Sabtu, 15 Juni 2013

Hujan, Dan Juni Yang Terlampau Tabah

Disela derai rindu, kata-kata memainkan peran
Kepada hujan, kepada rintik yang merebahkan diri kepada bumi
Juni, dia terlalu tabah untuk menanggung beban

Katanya, tidak ada yang lebih tabah dari hujan bulan Juni.
Dia bijak, dia arif, dan dia tabah.
Dan nyatanya, begitulah adanya.
Dia, Juni, adalah yang rela menanggung segala hujan disekujur tubuhnya

Rindu, ialah cinta yang terlampau sering dibiarkan bermandikan hujan
Ketabahan yang sudah terlampau bosan untuk menenangkan resah
Dan hujan di bulan Juni, ialah penghilang jejak-jejak sunyi
Di hati; jalan lapang yang telah lama tidak ditapaki.

***

"Apa yang terpikirkan olehmu saat mendengar kata 'Hujan' dan 'Juni'?" tanya seorang yang berdiri di samping tempat aku mendudukkan diri.
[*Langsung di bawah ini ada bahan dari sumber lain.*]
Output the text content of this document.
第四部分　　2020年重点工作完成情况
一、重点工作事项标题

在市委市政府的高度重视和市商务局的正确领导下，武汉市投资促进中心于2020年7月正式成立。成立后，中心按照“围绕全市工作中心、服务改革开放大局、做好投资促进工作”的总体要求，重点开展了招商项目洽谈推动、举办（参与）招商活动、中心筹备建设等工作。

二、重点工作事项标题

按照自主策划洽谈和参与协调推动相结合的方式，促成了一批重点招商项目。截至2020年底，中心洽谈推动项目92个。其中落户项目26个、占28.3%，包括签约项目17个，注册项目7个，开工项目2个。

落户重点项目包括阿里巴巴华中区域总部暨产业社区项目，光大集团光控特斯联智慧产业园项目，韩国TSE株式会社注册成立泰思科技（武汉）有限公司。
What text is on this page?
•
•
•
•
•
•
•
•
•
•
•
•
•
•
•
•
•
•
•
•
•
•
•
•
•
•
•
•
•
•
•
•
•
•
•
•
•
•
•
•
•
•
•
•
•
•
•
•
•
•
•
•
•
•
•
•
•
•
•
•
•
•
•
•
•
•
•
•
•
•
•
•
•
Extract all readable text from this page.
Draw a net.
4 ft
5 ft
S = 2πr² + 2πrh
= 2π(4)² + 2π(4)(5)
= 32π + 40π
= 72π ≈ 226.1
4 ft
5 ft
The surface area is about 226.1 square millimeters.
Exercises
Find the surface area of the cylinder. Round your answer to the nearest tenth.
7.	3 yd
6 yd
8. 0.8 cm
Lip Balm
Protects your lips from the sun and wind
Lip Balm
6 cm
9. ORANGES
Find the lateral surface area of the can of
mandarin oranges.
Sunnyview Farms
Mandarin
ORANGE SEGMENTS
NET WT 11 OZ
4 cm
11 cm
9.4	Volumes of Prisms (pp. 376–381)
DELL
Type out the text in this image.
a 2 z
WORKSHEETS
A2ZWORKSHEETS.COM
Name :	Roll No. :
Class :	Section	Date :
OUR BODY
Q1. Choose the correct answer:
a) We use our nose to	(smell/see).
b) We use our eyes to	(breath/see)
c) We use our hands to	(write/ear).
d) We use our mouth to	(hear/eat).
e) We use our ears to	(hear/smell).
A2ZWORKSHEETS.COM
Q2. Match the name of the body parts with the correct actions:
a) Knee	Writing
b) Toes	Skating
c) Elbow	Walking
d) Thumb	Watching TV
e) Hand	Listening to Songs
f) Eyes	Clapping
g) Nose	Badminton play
Hari ini adalah salah satu hati diantara hari-hari yang ada di bulan Juni, dan saat ini hujan sedang turun; deras. Aku menutup buku yang sedang aku baca, mendongakkan kepala, melihat siapa yang berbicara kepadaku. "Sapardi," jawabku singkat dengan nada yang sangat datar. "Lalu menurutmu?"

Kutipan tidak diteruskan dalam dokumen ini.